Questa breve sintesi della trama dovrebbe essere sufficiente a comprendere come, in Orfeo, Powers ricapitoli in una nuova orchestrazione, coerente e armoniosa, molti dei temi e degli interessi che attraversano la sua opera: una nuova visione del rapporto tra scienza e arte, concepite come entità non già distinte e separate, ma complementari e imbricate (Els sente quotidianamente la musica nel cuore delle infinite combinazioni chimiche e biologiche, e insegue al contempo un’arte che riproduca in piena autonomia la ritmica dell’universo); la capacità di lavorare all’intersezione tra individuo e storia, senza mai fare del primo un exemplum, ma scavando nelle idiosincrasie dei suoi personaggi perché svelino qualcosa di nuovo su realtà e fatti che siamo abituati a dare per scontati; il tentativo di raccontare la complessità sfuggente di un mondo sovraccarico di informazioni ricorrendo a un linguaggio nuovo, una scrittura di concettosità quasi barocca ma mai gratuita che costringa il lettore a leggere, fermarsi, rileggere.
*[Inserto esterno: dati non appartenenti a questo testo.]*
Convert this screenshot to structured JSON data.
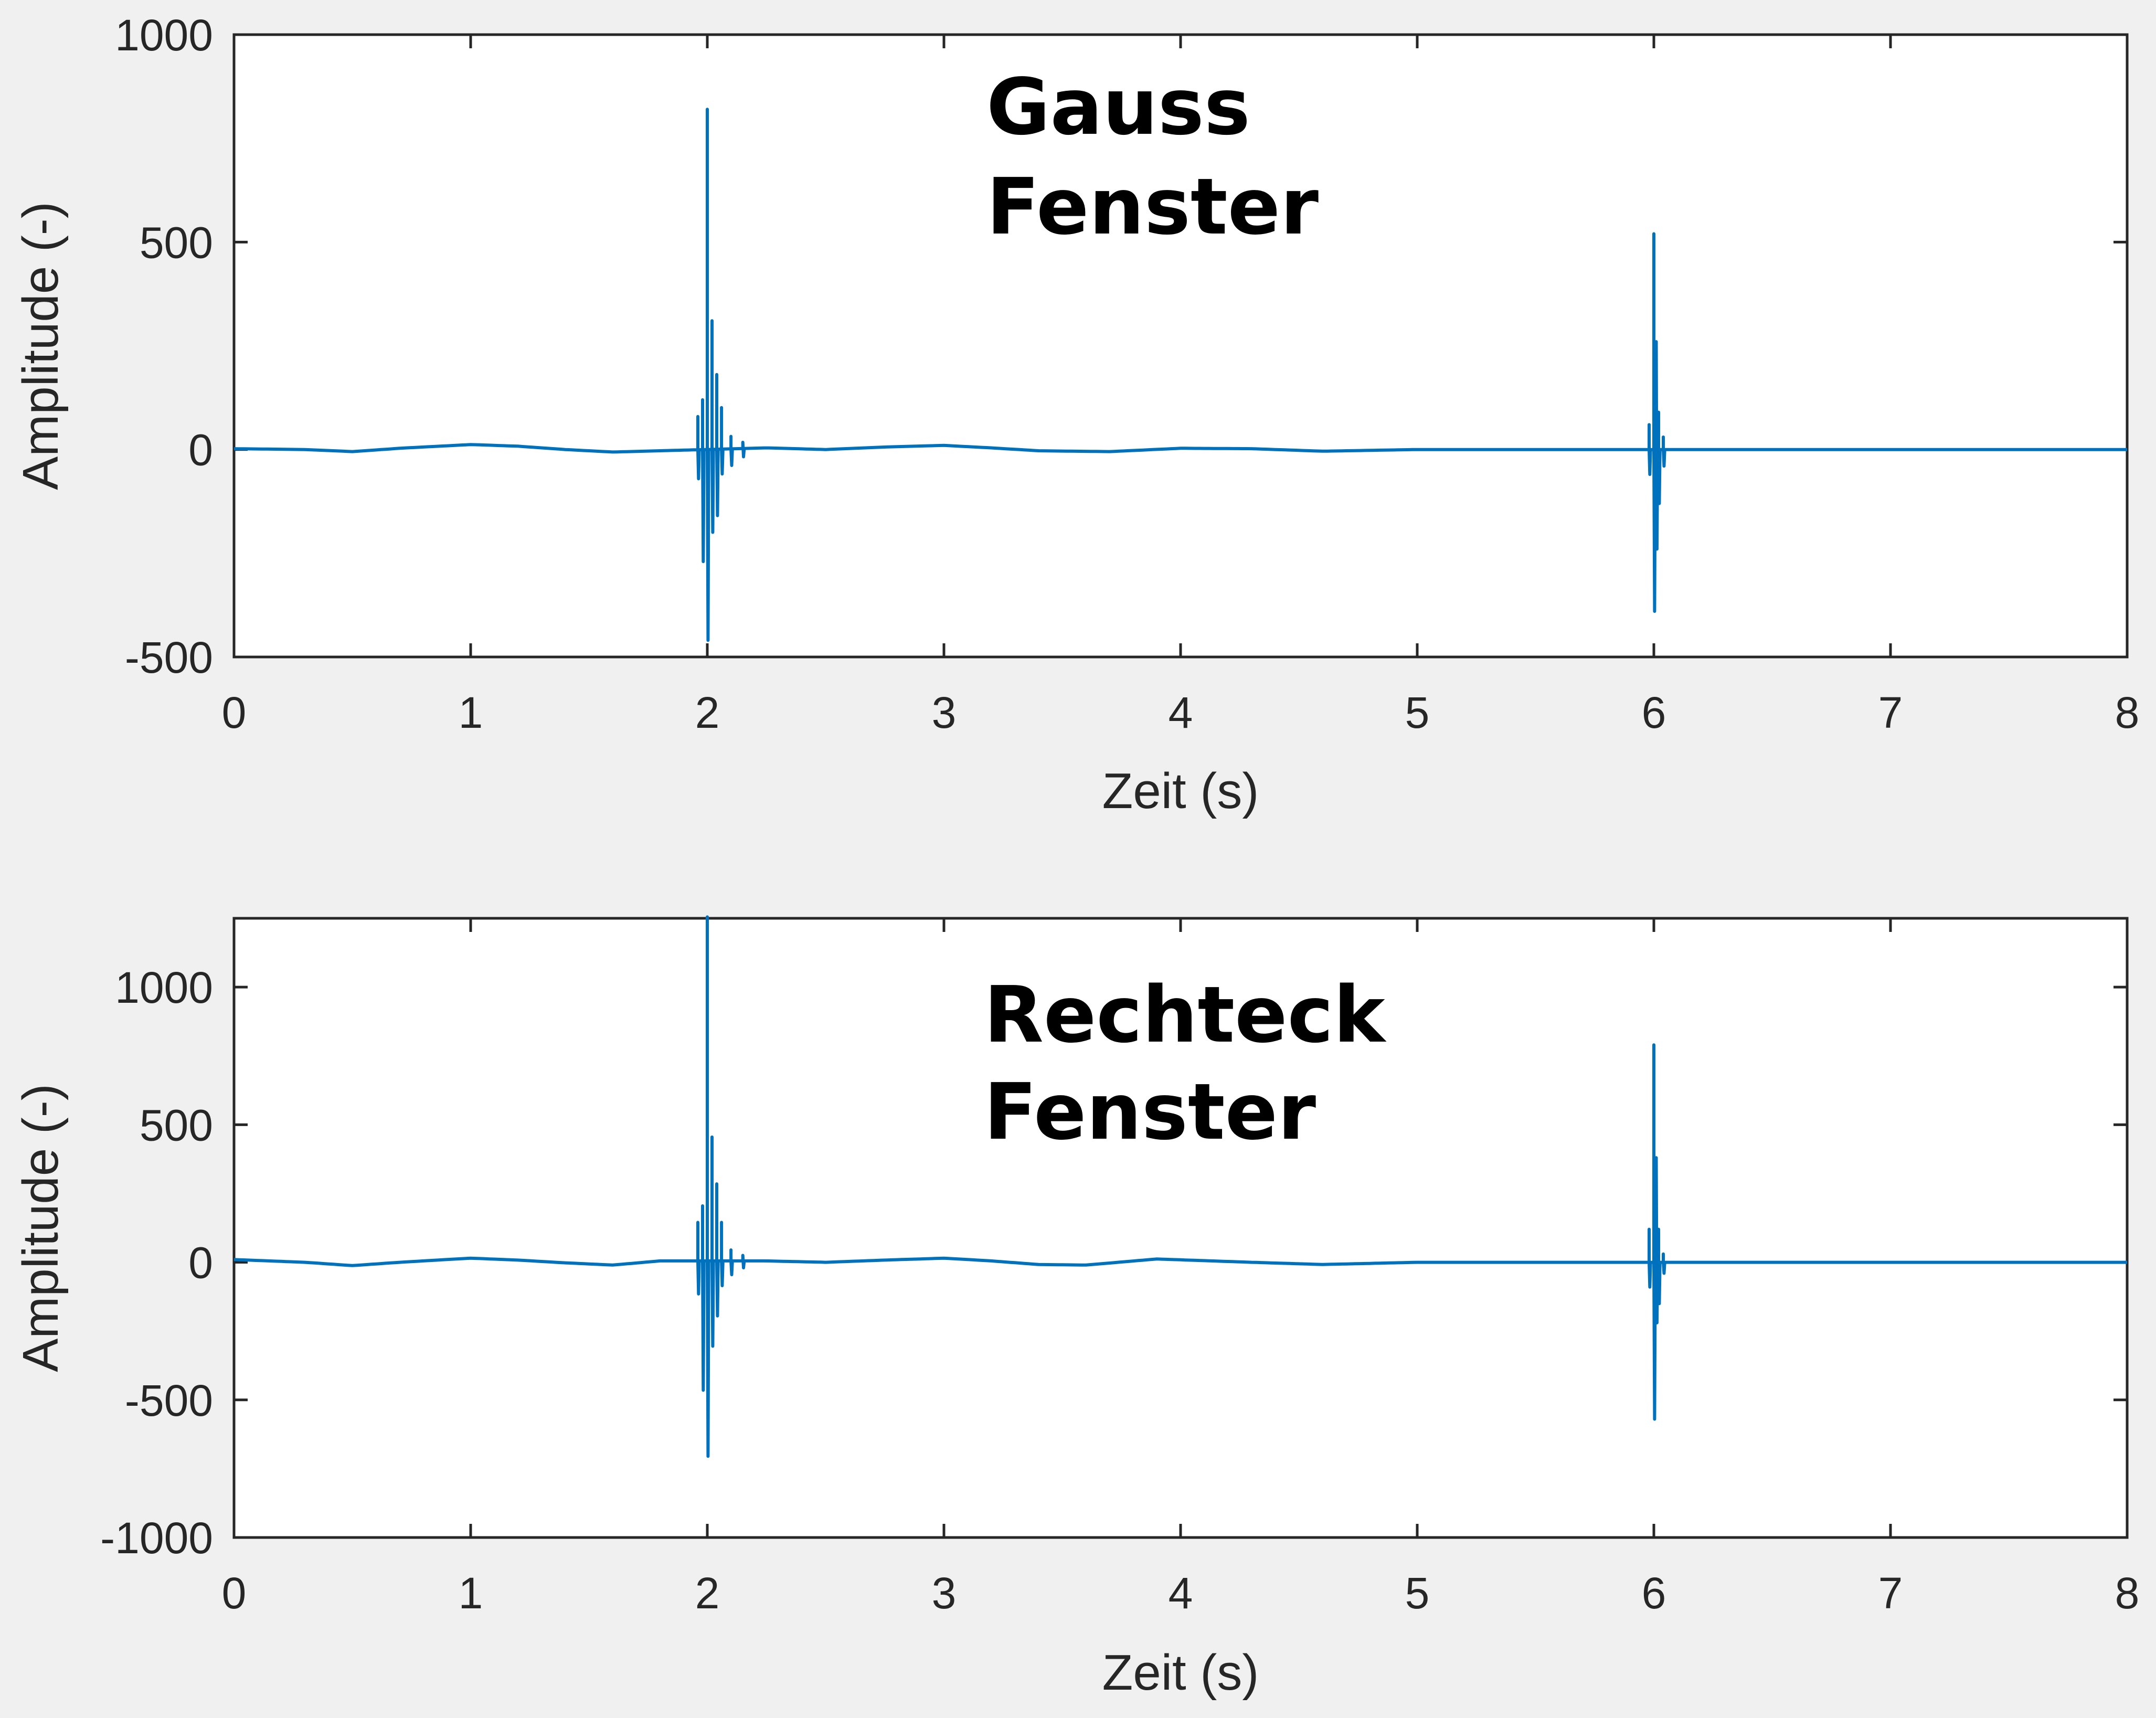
{
  "chart_data": [
    {
      "type": "line",
      "annotation": [
        "Gauss",
        "Fenster"
      ],
      "xlabel": "Zeit (s)",
      "ylabel": "Amplitude (-)",
      "xlim": [
        0,
        8
      ],
      "ylim": [
        -500,
        1000
      ],
      "xticks": [
        0,
        1,
        2,
        3,
        4,
        5,
        6,
        7,
        8
      ],
      "yticks": [
        -500,
        0,
        500,
        1000
      ],
      "color": "#0072bd",
      "baseline": [
        [
          0,
          2
        ],
        [
          0.3,
          0
        ],
        [
          0.5,
          -5
        ],
        [
          0.7,
          3
        ],
        [
          1.0,
          12
        ],
        [
          1.2,
          8
        ],
        [
          1.4,
          0
        ],
        [
          1.6,
          -6
        ],
        [
          1.8,
          -3
        ],
        [
          2.25,
          4
        ],
        [
          2.5,
          0
        ],
        [
          2.75,
          6
        ],
        [
          3.0,
          10
        ],
        [
          3.2,
          4
        ],
        [
          3.4,
          -3
        ],
        [
          3.7,
          -5
        ],
        [
          4.0,
          3
        ],
        [
          4.3,
          2
        ],
        [
          4.6,
          -4
        ],
        [
          5.0,
          0
        ],
        [
          5.5,
          0
        ],
        [
          5.98,
          0
        ],
        [
          6.1,
          0
        ],
        [
          7.0,
          0
        ],
        [
          8.0,
          0
        ]
      ],
      "bursts": [
        {
          "t": 1.96,
          "peak": 80,
          "trough": -70
        },
        {
          "t": 1.98,
          "peak": 120,
          "trough": -270
        },
        {
          "t": 2.0,
          "peak": 820,
          "trough": -460
        },
        {
          "t": 2.02,
          "peak": 310,
          "trough": -200
        },
        {
          "t": 2.04,
          "peak": 180,
          "trough": -160
        },
        {
          "t": 2.06,
          "peak": 100,
          "trough": -60
        },
        {
          "t": 2.1,
          "peak": 30,
          "trough": -40
        },
        {
          "t": 2.15,
          "peak": 15,
          "trough": -20
        },
        {
          "t": 5.98,
          "peak": 60,
          "trough": -60
        },
        {
          "t": 6.0,
          "peak": 520,
          "trough": -390
        },
        {
          "t": 6.01,
          "peak": 260,
          "trough": -240
        },
        {
          "t": 6.02,
          "peak": 90,
          "trough": -130
        },
        {
          "t": 6.04,
          "peak": 30,
          "trough": -40
        }
      ]
    },
    {
      "type": "line",
      "annotation": [
        "Rechteck",
        "Fenster"
      ],
      "xlabel": "Zeit (s)",
      "ylabel": "Amplitude (-)",
      "xlim": [
        0,
        8
      ],
      "ylim": [
        -1000,
        1250
      ],
      "xticks": [
        0,
        1,
        2,
        3,
        4,
        5,
        6,
        7,
        8
      ],
      "yticks": [
        -1000,
        -500,
        0,
        500,
        1000
      ],
      "color": "#0072bd",
      "baseline": [
        [
          0,
          10
        ],
        [
          0.3,
          0
        ],
        [
          0.5,
          -12
        ],
        [
          0.7,
          0
        ],
        [
          1.0,
          15
        ],
        [
          1.2,
          8
        ],
        [
          1.4,
          -2
        ],
        [
          1.6,
          -10
        ],
        [
          1.8,
          5
        ],
        [
          2.25,
          5
        ],
        [
          2.5,
          0
        ],
        [
          2.75,
          8
        ],
        [
          3.0,
          15
        ],
        [
          3.2,
          5
        ],
        [
          3.4,
          -8
        ],
        [
          3.6,
          -10
        ],
        [
          3.9,
          12
        ],
        [
          4.3,
          0
        ],
        [
          4.6,
          -8
        ],
        [
          5.0,
          0
        ],
        [
          5.5,
          0
        ],
        [
          5.98,
          0
        ],
        [
          6.1,
          0
        ],
        [
          7.0,
          0
        ],
        [
          8.0,
          0
        ]
      ],
      "bursts": [
        {
          "t": 1.96,
          "peak": 140,
          "trough": -120
        },
        {
          "t": 1.98,
          "peak": 200,
          "trough": -470
        },
        {
          "t": 2.0,
          "peak": 1250,
          "trough": -710
        },
        {
          "t": 2.02,
          "peak": 450,
          "trough": -310
        },
        {
          "t": 2.04,
          "peak": 280,
          "trough": -200
        },
        {
          "t": 2.06,
          "peak": 140,
          "trough": -90
        },
        {
          "t": 2.1,
          "peak": 40,
          "trough": -50
        },
        {
          "t": 2.15,
          "peak": 20,
          "trough": -25
        },
        {
          "t": 5.98,
          "peak": 120,
          "trough": -90
        },
        {
          "t": 6.0,
          "peak": 790,
          "trough": -570
        },
        {
          "t": 6.01,
          "peak": 380,
          "trough": -220
        },
        {
          "t": 6.02,
          "peak": 120,
          "trough": -150
        },
        {
          "t": 6.04,
          "peak": 30,
          "trough": -40
        }
      ]
    }
  ]
}
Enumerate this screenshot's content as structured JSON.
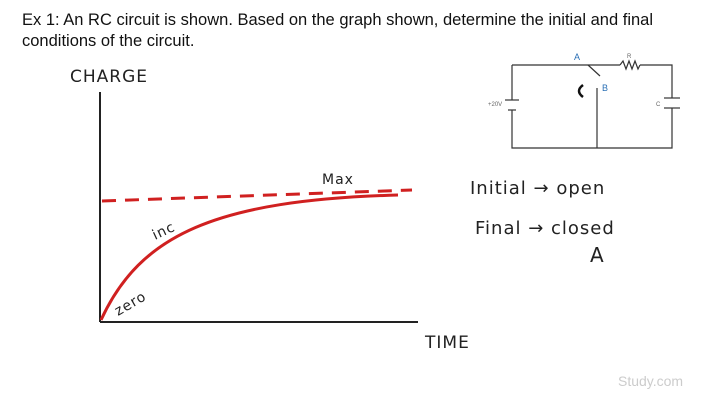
{
  "question": "Ex 1: An RC circuit is shown. Based on the graph shown, determine the initial and final conditions of the circuit.",
  "graph": {
    "y_label": "CHARGE",
    "x_label": "TIME",
    "annotations": [
      "Max",
      "inc",
      "zero"
    ]
  },
  "circuit": {
    "switch_a": "A",
    "switch_b": "B",
    "resistor": "R",
    "source": "+20V",
    "capacitor": "C"
  },
  "notes": [
    "Initial → open",
    "Final → closed",
    "A"
  ],
  "watermark": "Study.com"
}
Erede in questo più dei grandi maestri del modernismo anglosassone che della metafiction postmoderna, Powers rinuncia deliberatamente alla garanzia di patti narrativi o di mappe concettuali, optando invece per un’esplorazione dei dilemmi che formano l’ossatura della coscienza contemporanea. Proprio dall’assenza di qualunque coordinata certa e preordinata derivano insieme il suo fascino e l’effetto di disorientamento con cui è necessario fare i conti, se ci si vuole avventurare nella lettura di molte delle sue opere. Definire Orfeo un romanzo sull’11 settembre e sulla sindrome paranoica nella quale ha gettato la coscienza americana sarebbe non tanto sbagliato, quanto limitativo e fuorviante. E non perché Powers non affronti il tema (tra l’altro, il personaggio di Peter Els è con ogni probabilità ispirato al «bioartista» Steve Kurtz, effettivamente arrestato, detenuto in base al Patriot Act e accusato di terrorismo) e non sappia raccontare in pagine di grande efficacia le cessioni di libertà e gli abusi generati dagli attentati alle Twin Towers, ma perché il suo sguardo è sempre anche altrove, e muove in primo luogo da una fascinazione per la musica e il suo mistero che aveva già rappresentato l’ossatura di quello che forse è il suo libro più ambizioso, The Gold-Bug Variations, ancora in attesa di traduzione in Italia. È sul confine tra scienza e arte che, qui come in tante sue opere precedenti, Powers decide di giocare la sua partita. Con una differenza significativa, almeno rispetto agli ultimi due – minori – romanzi: la rinuncia a qualunque tentativo di semplificazione, e la scelta, davvero vincente, di filtrare l’afflato teorico e la ricerca linguistica attraverso la coscienza di un personaggio memorabile. Settantenne in fuga costretto a confrontarsi con la vecchiaia, i fallimenti, i fantasmi del passato, ma pronto, indomitamente, a rimettersi in gioco e rivivere per un’ultima volta il suo sogno di artista, Peter Els affascina il lettore e riscalda il romanzo, colmandone le pagine di un’umanità dolce e dolorosa.